Single by Elisa

from the album Diari aperti
- Released: September 28, 2018
- Genre: Indie pop
- Length: 3:20
- Label: Universal Music Group
- Songwriters: Edoardo D'Erme; Vanni Casagrande; Dario Faini;
- Producers: Elisa; Andrea Rigonat; Taketo Gohara;

Elisa singles chronology
| "Quelli che restano" (2018) | "Se piovesse il tuo nome" (2018) | "Anche fragile" (2019) |

= Se piovesse il tuo nome =

"Se piovesse il tuo nome" is a song by Italian singer Elisa, released through Universal Music Group on September 28, 2018 as the lead single from her tenth studio album Diari aperti.

It was written by Calcutta, Vanni Casagrande and Dario Faini and produced by Elisa with Andrea Rigonat and Taketo Gohara. On 14 December 2018 it was released a version of the single sung with its author Calcutta.

"Se piovesse il tuo nome" peaked at number 4 on the Italian FIMI Singles Chart and was certified double platinum in Italy. It was praised by Italian music critics and named of the best song of the year.

==Background and composition==
Elisa explained the song is about an ended relationship which is still present; the singer can't calm down her "thirst for love" in the lyrics. The song "plays between harmony and visionary lyrics, mixing the it-pop approach with the melodies of the best songwriting".

==Critics' reception==
Paola Gallo from Onde Funky said, "The clear voice of Elisa that molds itself perfectly to the music and makes life lived and clear photographs of everyday stories and feelings flow [...] The feeling is that Elisa really wants to talk about herself again as in an intimate and definitive x-ray." Caterina Civallero and Maria Luisa Rossi from Uno Editori opined that "Se piovesse il tuo nome" was an "exceptional blend: the woman sings, the songwriter elaborates and the singer interprets. It is love to the nth degree, generated and multiplied through the passages that reach us full of phatos and eros, that light and modest eros that moves between veils and cups of water to drink together."

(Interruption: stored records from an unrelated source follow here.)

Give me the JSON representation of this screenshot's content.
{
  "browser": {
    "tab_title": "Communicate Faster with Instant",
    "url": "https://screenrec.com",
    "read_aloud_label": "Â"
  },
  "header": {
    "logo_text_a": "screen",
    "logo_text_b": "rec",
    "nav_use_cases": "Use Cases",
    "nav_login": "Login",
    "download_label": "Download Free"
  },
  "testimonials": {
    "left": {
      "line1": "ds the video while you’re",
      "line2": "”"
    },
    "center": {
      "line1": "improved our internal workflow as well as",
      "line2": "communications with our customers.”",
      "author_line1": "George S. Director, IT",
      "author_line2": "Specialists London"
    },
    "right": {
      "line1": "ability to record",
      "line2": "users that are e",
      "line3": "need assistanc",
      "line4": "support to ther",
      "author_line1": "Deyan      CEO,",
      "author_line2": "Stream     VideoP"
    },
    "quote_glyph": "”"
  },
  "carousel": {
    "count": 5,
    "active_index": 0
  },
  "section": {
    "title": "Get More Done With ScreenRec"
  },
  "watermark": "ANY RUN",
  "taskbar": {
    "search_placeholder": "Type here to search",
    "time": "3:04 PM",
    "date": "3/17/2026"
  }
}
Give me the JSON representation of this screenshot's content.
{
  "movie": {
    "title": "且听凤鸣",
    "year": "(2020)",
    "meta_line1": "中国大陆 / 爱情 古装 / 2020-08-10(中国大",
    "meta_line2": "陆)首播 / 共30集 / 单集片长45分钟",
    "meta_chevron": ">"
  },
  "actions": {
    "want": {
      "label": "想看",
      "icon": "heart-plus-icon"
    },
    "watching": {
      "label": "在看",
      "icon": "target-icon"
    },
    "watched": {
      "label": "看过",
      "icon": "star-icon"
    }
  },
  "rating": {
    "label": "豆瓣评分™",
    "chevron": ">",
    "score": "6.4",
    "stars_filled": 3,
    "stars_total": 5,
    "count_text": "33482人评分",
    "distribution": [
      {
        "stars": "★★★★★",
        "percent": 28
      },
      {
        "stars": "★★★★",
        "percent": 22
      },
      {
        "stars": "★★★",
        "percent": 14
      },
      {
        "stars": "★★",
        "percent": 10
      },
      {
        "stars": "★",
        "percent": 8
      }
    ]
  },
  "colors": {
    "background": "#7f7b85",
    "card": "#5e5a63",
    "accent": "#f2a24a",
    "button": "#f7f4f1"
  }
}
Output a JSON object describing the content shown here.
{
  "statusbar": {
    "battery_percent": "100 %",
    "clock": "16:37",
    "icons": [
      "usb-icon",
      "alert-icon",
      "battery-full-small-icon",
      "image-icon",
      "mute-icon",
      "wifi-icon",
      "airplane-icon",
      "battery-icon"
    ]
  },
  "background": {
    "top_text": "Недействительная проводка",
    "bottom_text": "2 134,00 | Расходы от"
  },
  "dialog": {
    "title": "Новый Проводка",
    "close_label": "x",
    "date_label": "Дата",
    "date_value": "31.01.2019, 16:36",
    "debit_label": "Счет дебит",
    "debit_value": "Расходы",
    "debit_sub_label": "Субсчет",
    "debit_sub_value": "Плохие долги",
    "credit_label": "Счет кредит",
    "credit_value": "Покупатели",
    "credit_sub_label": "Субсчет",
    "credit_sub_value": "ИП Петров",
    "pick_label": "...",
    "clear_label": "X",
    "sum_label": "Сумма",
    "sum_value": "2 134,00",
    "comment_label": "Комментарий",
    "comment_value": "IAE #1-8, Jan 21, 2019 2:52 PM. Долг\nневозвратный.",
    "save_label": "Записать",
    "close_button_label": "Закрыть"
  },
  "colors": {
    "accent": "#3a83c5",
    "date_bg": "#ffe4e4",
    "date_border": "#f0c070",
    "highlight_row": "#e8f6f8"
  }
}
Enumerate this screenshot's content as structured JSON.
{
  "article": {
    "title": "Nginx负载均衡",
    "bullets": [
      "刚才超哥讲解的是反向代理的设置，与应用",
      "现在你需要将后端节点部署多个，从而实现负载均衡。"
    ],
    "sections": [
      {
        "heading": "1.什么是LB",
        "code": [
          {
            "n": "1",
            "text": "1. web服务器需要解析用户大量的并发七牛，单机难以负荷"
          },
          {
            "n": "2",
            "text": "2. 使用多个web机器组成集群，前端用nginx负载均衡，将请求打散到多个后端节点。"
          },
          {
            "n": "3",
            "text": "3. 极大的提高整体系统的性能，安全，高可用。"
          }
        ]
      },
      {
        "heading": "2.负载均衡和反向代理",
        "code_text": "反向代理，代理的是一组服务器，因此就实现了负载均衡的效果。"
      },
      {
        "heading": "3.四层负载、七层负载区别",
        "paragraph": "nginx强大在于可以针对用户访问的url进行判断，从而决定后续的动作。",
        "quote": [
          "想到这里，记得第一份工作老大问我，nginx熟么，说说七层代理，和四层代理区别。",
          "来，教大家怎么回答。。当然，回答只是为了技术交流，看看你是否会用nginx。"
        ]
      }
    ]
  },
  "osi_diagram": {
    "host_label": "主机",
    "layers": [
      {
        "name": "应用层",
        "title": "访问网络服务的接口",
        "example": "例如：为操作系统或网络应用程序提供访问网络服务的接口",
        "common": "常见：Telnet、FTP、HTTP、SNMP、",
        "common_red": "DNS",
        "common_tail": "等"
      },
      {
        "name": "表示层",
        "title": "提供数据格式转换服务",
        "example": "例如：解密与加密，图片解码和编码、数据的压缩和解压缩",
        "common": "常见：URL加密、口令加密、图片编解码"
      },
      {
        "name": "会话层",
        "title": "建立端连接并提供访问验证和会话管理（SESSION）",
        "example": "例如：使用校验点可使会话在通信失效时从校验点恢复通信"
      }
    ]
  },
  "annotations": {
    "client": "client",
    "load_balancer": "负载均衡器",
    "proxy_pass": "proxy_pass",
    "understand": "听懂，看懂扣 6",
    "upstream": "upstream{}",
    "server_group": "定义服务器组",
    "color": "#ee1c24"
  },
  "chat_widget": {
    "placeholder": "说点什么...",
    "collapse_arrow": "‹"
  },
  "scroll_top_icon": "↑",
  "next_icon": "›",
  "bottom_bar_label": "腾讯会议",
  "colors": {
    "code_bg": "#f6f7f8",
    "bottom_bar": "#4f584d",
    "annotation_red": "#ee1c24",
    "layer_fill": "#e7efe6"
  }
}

==Commercial performance==
First debuting at number seven on the FIMI singles chart, the song gained positions week after week reaching the top position on the Italian airplay chart for four consecutive weeks. After almost three months since its publication, the song reached number four on the Singles Chart, during its fifty-first week charting.

==Music video==
The music video for the song was released on YouTube on 28 February 2018, to accompany the single's publication. Realized in black & white and directed by the duo YouNuts!, the video shows Elisa moving under the rain in several places, directly referring to the song's lyrics.

==Live performances==
Elisa performed the song live at the Premio Tenco 2018.

==Track listing==

Digital download
| No. | Title | Length |
|---|---|---|
| 1. | "Se piovesse il tuo nome" | 3:20 |

Digital download
| No. | Title | Length |
|---|---|---|
| 1. | "Se piovesse il tuo nome (with Calcutta)" | 3:20 |

==Charts==
===Weekly charts===

Chart performance for "Se piovesse il tuo nome"
| Chart (2018) | Peak position |
|---|---|
| Italy (FIMI) | 4 |
| Italy Airplay (EarOne) | 1 |

===Year-end charts===

| Chart (2018) | Position |
|---|---|
| Italy (FIMI) | 65 |

==Certifications==

| Region | Certification | Certified units/sales |
| Italy (FIMI) | 4× Platinum | 400,000^{‡} |
^{‡} Sales+streaming figures based on certification alone.